A recent post here at Viewpoint received some mention at Telic Thoughts and triggered a lively discussion there. Truth to tell, most of those who disagreed with our post pretty much missed the point.
That point is this: Few academics would undertake to review a book that was not in his/her professional discipline. To do so is to cast doubt on the value of the review and the competence of the reviewer. The reviewers of Behe's latest book The Edge of Evolution are predominately scientists. It follows, therefore, that they must feel that the parts of the book that they critique deal with matters of science. Otherwise, they may as well be engineers critiquing a book on medieval poetry.
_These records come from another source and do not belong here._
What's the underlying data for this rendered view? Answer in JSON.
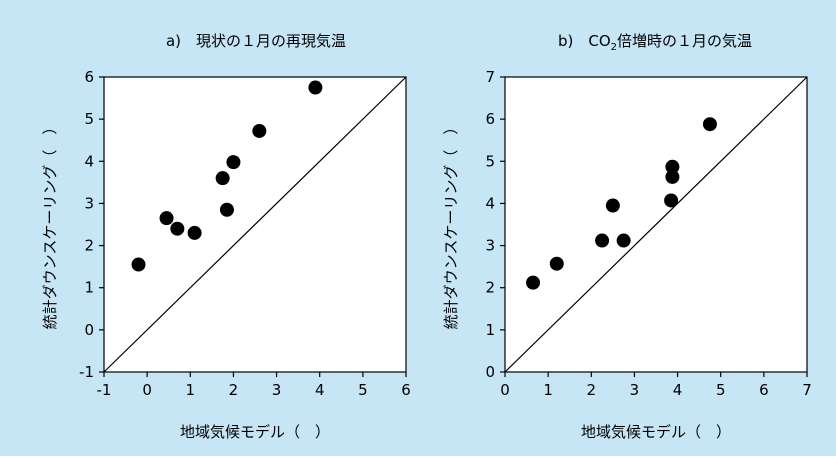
{
  "chart_data": [
    {
      "type": "scatter",
      "title": "a)　現状の１月の再現気温",
      "xlabel": "地域気候モデル（　）",
      "ylabel": "統計ダウンスケーリング（　）",
      "xlim": [
        -1,
        6
      ],
      "ylim": [
        -1,
        6
      ],
      "xticks": [
        -1,
        0,
        1,
        2,
        3,
        4,
        5,
        6
      ],
      "yticks": [
        -1,
        0,
        1,
        2,
        3,
        4,
        5,
        6
      ],
      "reference_line": "y = x",
      "grid": false,
      "points": [
        {
          "x": -0.2,
          "y": 1.55
        },
        {
          "x": 0.45,
          "y": 2.65
        },
        {
          "x": 0.7,
          "y": 2.4
        },
        {
          "x": 1.1,
          "y": 2.3
        },
        {
          "x": 1.75,
          "y": 3.6
        },
        {
          "x": 1.85,
          "y": 2.85
        },
        {
          "x": 2.0,
          "y": 3.98
        },
        {
          "x": 2.6,
          "y": 4.72
        },
        {
          "x": 3.9,
          "y": 5.75
        }
      ]
    },
    {
      "type": "scatter",
      "title_prefix": "b)　CO",
      "title_sub": "2",
      "title_suffix": "倍増時の１月の気温",
      "xlabel": "地域気候モデル（　）",
      "ylabel": "統計ダウンスケーリング（　）",
      "xlim": [
        0,
        7
      ],
      "ylim": [
        0,
        7
      ],
      "xticks": [
        0,
        1,
        2,
        3,
        4,
        5,
        6,
        7
      ],
      "yticks": [
        0,
        1,
        2,
        3,
        4,
        5,
        6,
        7
      ],
      "reference_line": "y = x",
      "grid": false,
      "points": [
        {
          "x": 0.65,
          "y": 2.12
        },
        {
          "x": 1.2,
          "y": 2.57
        },
        {
          "x": 2.25,
          "y": 3.12
        },
        {
          "x": 2.5,
          "y": 3.95
        },
        {
          "x": 2.75,
          "y": 3.12
        },
        {
          "x": 3.85,
          "y": 4.07
        },
        {
          "x": 3.88,
          "y": 4.63
        },
        {
          "x": 3.88,
          "y": 4.87
        },
        {
          "x": 4.75,
          "y": 5.88
        }
      ]
    }
  ]
}
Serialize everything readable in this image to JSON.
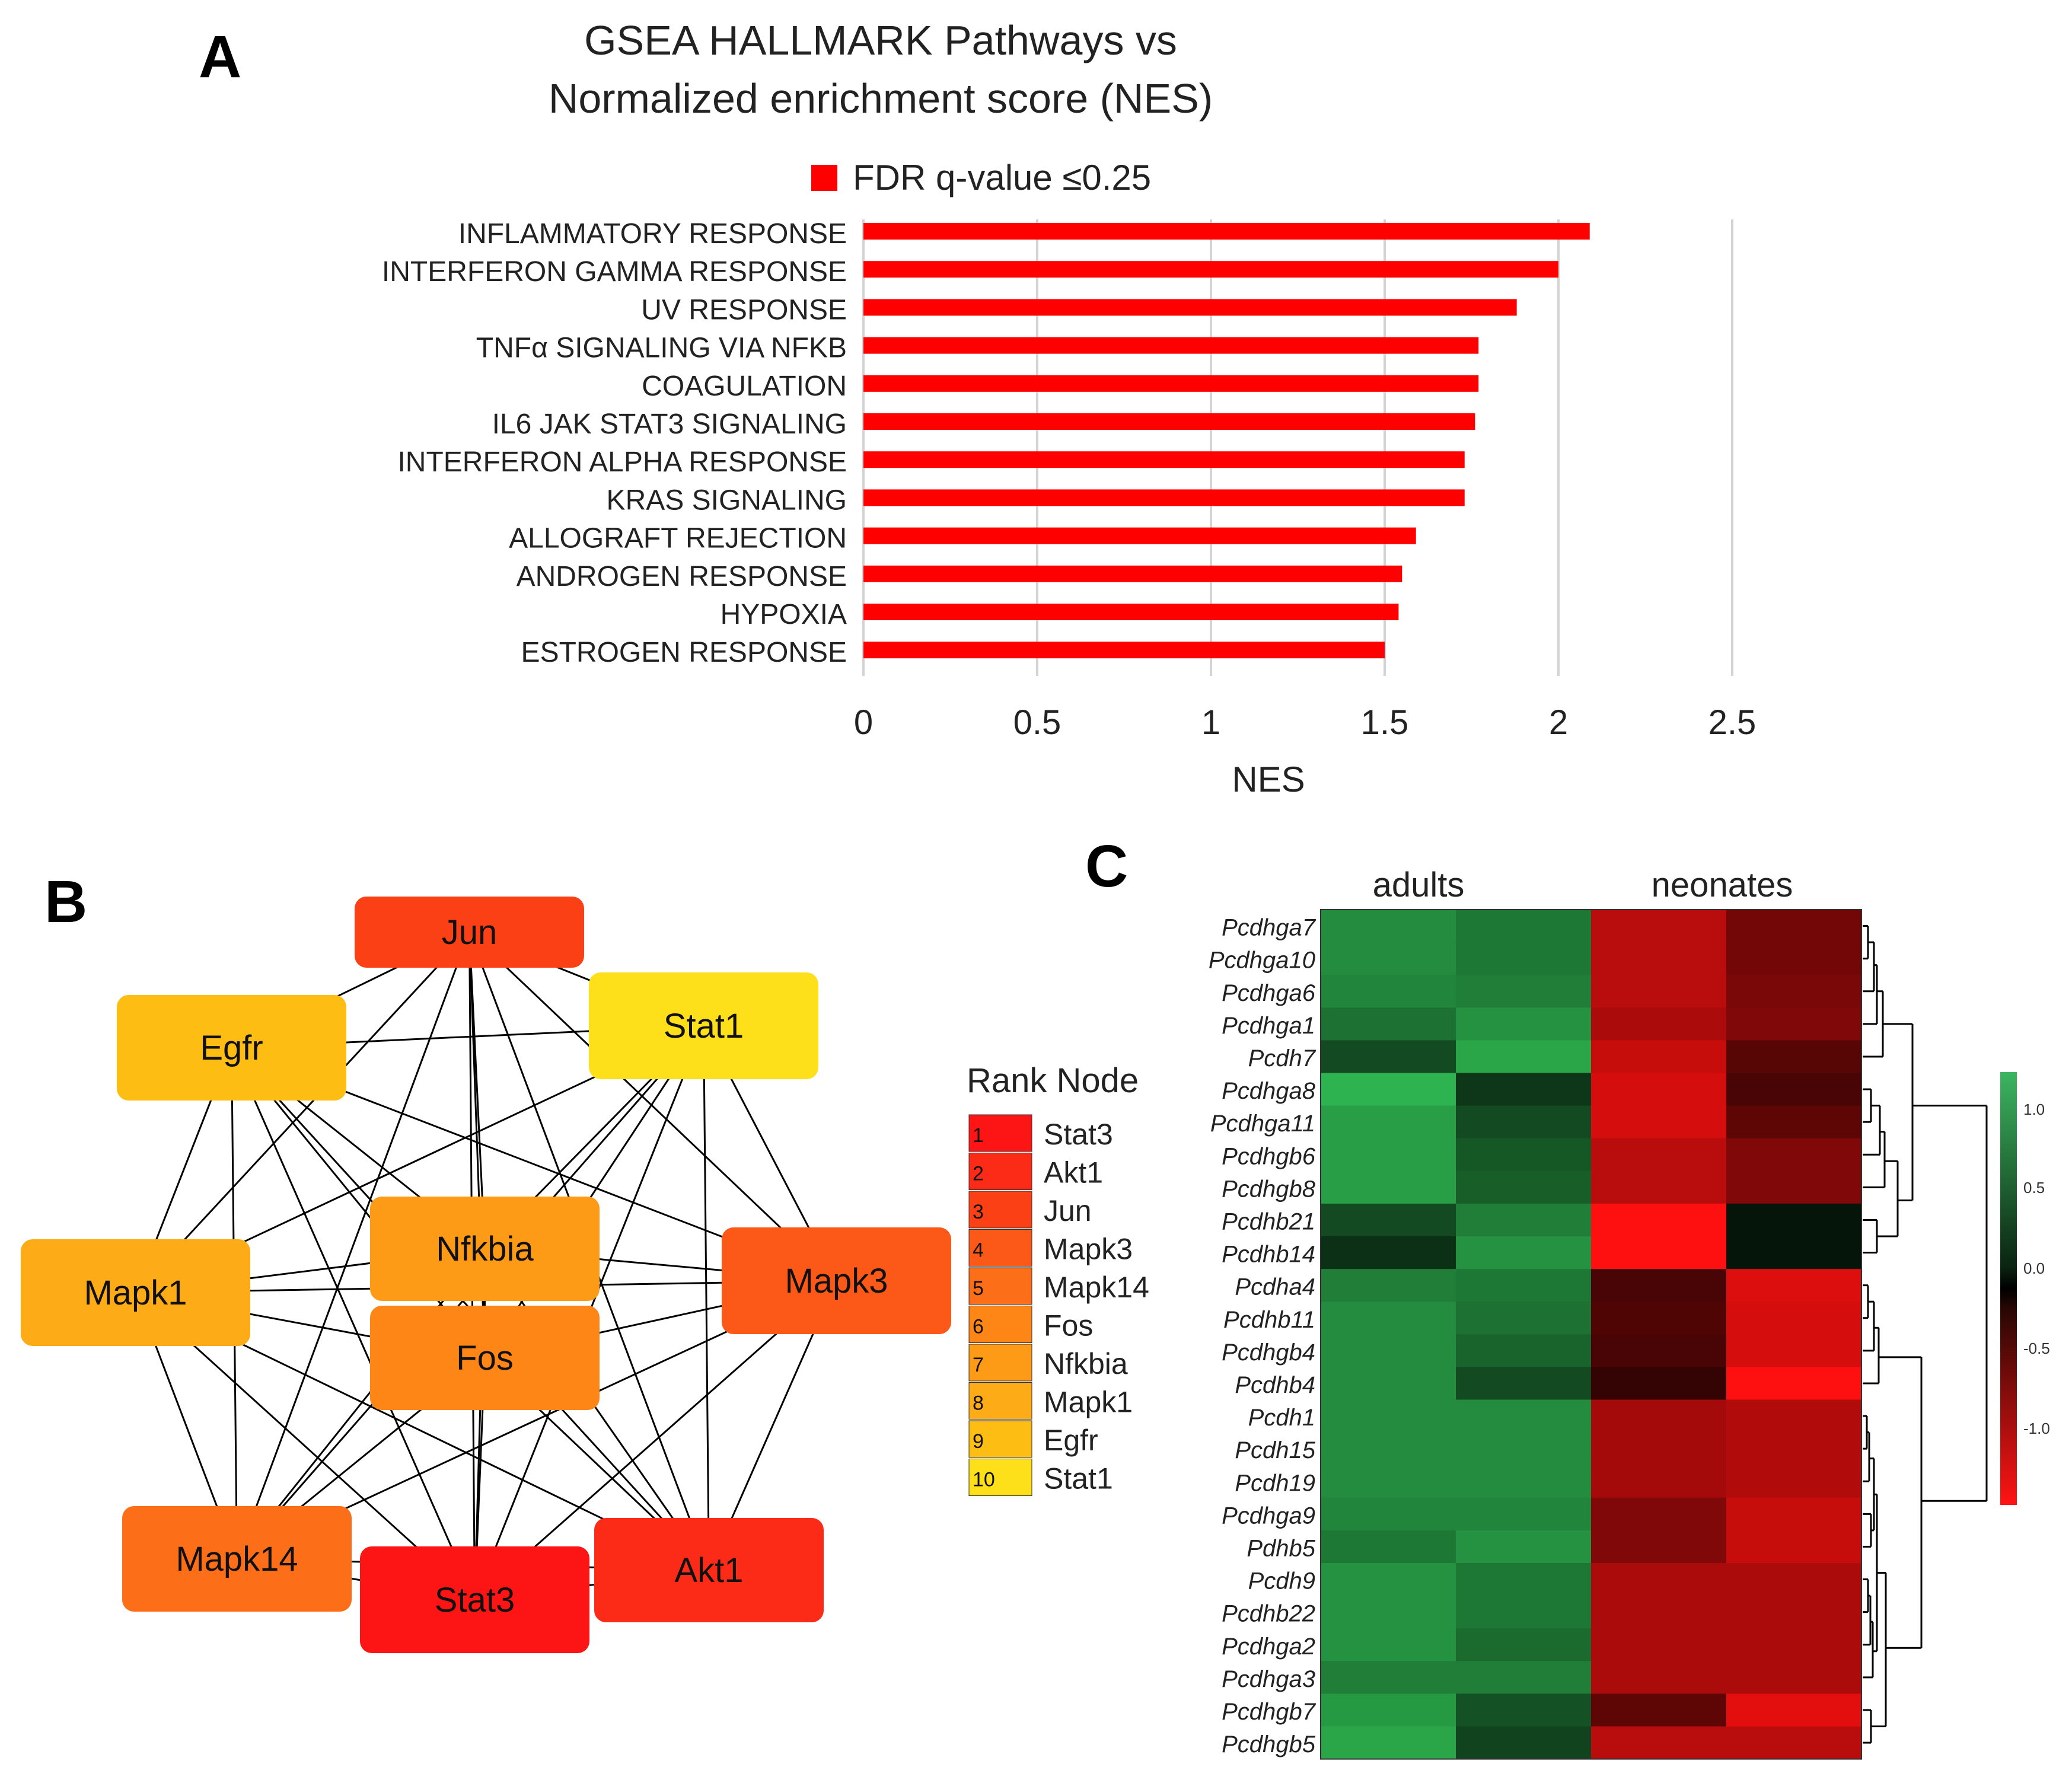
{
  "panels": {
    "a": {
      "letter": "A",
      "title_line1": "GSEA HALLMARK Pathways vs",
      "title_line2": "Normalized enrichment score (NES)",
      "legend_label": "FDR q-value  ≤0.25"
    },
    "b": {
      "letter": "B",
      "rank_title": "Rank Node"
    },
    "c": {
      "letter": "C"
    }
  },
  "chart_data": [
    {
      "type": "bar",
      "orientation": "horizontal",
      "title": "GSEA HALLMARK Pathways vs Normalized enrichment score (NES)",
      "xlabel": "NES",
      "ylabel": "",
      "xlim": [
        0,
        2.5
      ],
      "xticks": [
        "0",
        "0.5",
        "1",
        "1.5",
        "2",
        "2.5"
      ],
      "grid": "vertical",
      "legend": {
        "position": "top",
        "entries": [
          "FDR q-value  ≤0.25"
        ]
      },
      "color": "#ff0000",
      "categories": [
        "INFLAMMATORY  RESPONSE",
        "INTERFERON  GAMMA RESPONSE",
        "UV RESPONSE",
        "TNFα SIGNALING  VIA NFKB",
        "COAGULATION",
        "IL6 JAK STAT3 SIGNALING",
        "INTERFERON  ALPHA RESPONSE",
        "KRAS SIGNALING",
        "ALLOGRAFT REJECTION",
        "ANDROGEN  RESPONSE",
        "HYPOXIA",
        "ESTROGEN  RESPONSE"
      ],
      "values": [
        2.09,
        2.0,
        1.88,
        1.77,
        1.77,
        1.76,
        1.73,
        1.73,
        1.59,
        1.55,
        1.54,
        1.5
      ]
    },
    {
      "type": "network",
      "title": "",
      "legend_title": "Rank Node",
      "nodes": [
        {
          "id": "Jun",
          "rank": 3,
          "color": "#fc4016"
        },
        {
          "id": "Egfr",
          "rank": 9,
          "color": "#fdbd13"
        },
        {
          "id": "Stat1",
          "rank": 10,
          "color": "#fde01a"
        },
        {
          "id": "Nfkbia",
          "rank": 7,
          "color": "#fd9a16"
        },
        {
          "id": "Mapk1",
          "rank": 8,
          "color": "#fdab16"
        },
        {
          "id": "Mapk3",
          "rank": 4,
          "color": "#fc5817"
        },
        {
          "id": "Fos",
          "rank": 6,
          "color": "#fd8617"
        },
        {
          "id": "Mapk14",
          "rank": 5,
          "color": "#fc6f18"
        },
        {
          "id": "Stat3",
          "rank": 1,
          "color": "#fd1414"
        },
        {
          "id": "Akt1",
          "rank": 2,
          "color": "#fc2b18"
        }
      ],
      "edges": "complete graph among all 10 nodes",
      "ranking": [
        {
          "rank": "1",
          "node": "Stat3",
          "color": "#fd1414"
        },
        {
          "rank": "2",
          "node": "Akt1",
          "color": "#fc2b18"
        },
        {
          "rank": "3",
          "node": "Jun",
          "color": "#fc4016"
        },
        {
          "rank": "4",
          "node": "Mapk3",
          "color": "#fc5817"
        },
        {
          "rank": "5",
          "node": "Mapk14",
          "color": "#fc6f18"
        },
        {
          "rank": "6",
          "node": "Fos",
          "color": "#fd8617"
        },
        {
          "rank": "7",
          "node": "Nfkbia",
          "color": "#fd9a16"
        },
        {
          "rank": "8",
          "node": "Mapk1",
          "color": "#fdab16"
        },
        {
          "rank": "9",
          "node": "Egfr",
          "color": "#fdbd13"
        },
        {
          "rank": "10",
          "node": "Stat1",
          "color": "#fde01a"
        }
      ]
    },
    {
      "type": "heatmap",
      "title": "",
      "group_labels": [
        "adults",
        "neonates"
      ],
      "columns": 4,
      "rows": [
        "Pcdhga7",
        "Pcdhga10",
        "Pcdhga6",
        "Pcdhga1",
        "Pcdh7",
        "Pcdhga8",
        "Pcdhga11",
        "Pcdhgb6",
        "Pcdhgb8",
        "Pcdhb21",
        "Pcdhb14",
        "Pcdha4",
        "Pcdhb11",
        "Pcdhgb4",
        "Pcdhb4",
        "Pcdh1",
        "Pcdh15",
        "Pcdh19",
        "Pcdhga9",
        "Pdhb5",
        "Pcdh9",
        "Pcdhb22",
        "Pcdhga2",
        "Pcdhga3",
        "Pcdhgb7",
        "Pcdhgb5"
      ],
      "values": [
        [
          0.9,
          0.75,
          -1.1,
          -0.6
        ],
        [
          0.9,
          0.75,
          -1.1,
          -0.6
        ],
        [
          0.85,
          0.8,
          -1.1,
          -0.65
        ],
        [
          0.7,
          0.95,
          -1.0,
          -0.7
        ],
        [
          0.4,
          1.1,
          -1.2,
          -0.4
        ],
        [
          1.2,
          0.25,
          -1.3,
          -0.3
        ],
        [
          1.05,
          0.4,
          -1.3,
          -0.45
        ],
        [
          1.05,
          0.5,
          -1.1,
          -0.7
        ],
        [
          1.05,
          0.55,
          -1.1,
          -0.7
        ],
        [
          0.4,
          0.8,
          -1.6,
          0.0
        ],
        [
          0.2,
          0.95,
          -1.6,
          0.0
        ],
        [
          0.8,
          0.75,
          -0.3,
          -1.35
        ],
        [
          0.9,
          0.7,
          -0.35,
          -1.3
        ],
        [
          0.9,
          0.6,
          -0.3,
          -1.3
        ],
        [
          0.9,
          0.4,
          -0.15,
          -1.6
        ],
        [
          0.9,
          0.9,
          -0.95,
          -1.05
        ],
        [
          0.9,
          0.9,
          -0.95,
          -1.05
        ],
        [
          0.9,
          0.9,
          -0.95,
          -1.05
        ],
        [
          0.85,
          0.85,
          -0.7,
          -1.2
        ],
        [
          0.75,
          0.95,
          -0.7,
          -1.2
        ],
        [
          0.95,
          0.75,
          -1.0,
          -1.0
        ],
        [
          0.95,
          0.75,
          -1.0,
          -1.0
        ],
        [
          0.95,
          0.65,
          -1.0,
          -1.0
        ],
        [
          0.8,
          0.8,
          -1.0,
          -1.0
        ],
        [
          1.0,
          0.45,
          -0.45,
          -1.4
        ],
        [
          1.1,
          0.35,
          -1.1,
          -1.1
        ]
      ],
      "colorbar": {
        "ticks": [
          "1.0",
          "0.5",
          "0.0",
          "-0.5",
          "-1.0"
        ],
        "low_color": "#ff1010",
        "mid_color": "#000000",
        "high_color": "#2db34f"
      }
    }
  ]
}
Now Behe is one of the seminal figures in what has become known as the Intelligent Design movement, and he makes it clear in EOE that he believes there is empirical evidence which points to the utter inadequacy of materialistic, naturalistic processes to do the job of creating molecular machines and systems. That conclusion leads in turn to the further conclusion that a mind is in some way or another involved in the evolution of life.
Thus his book is an ID text, written by a prominent ID advocate and reviewed by scientists who are evaluating the case he makes. They're not saying that his arguments are not scientific. They may think him wrong, but they're not dismissing him for writing a religious or philosophical book. The critics, at least those who go beyond name-calling and insult, address the evidence that Behe adduces and try to show that he's drawing the wrong theoretical conclusions from it. Whether they're correct or not, their engagement with the EOE argument makes it puzzling that some people still assert that ID is religion not science. After all, what are scientists doing reviewing religious arguments?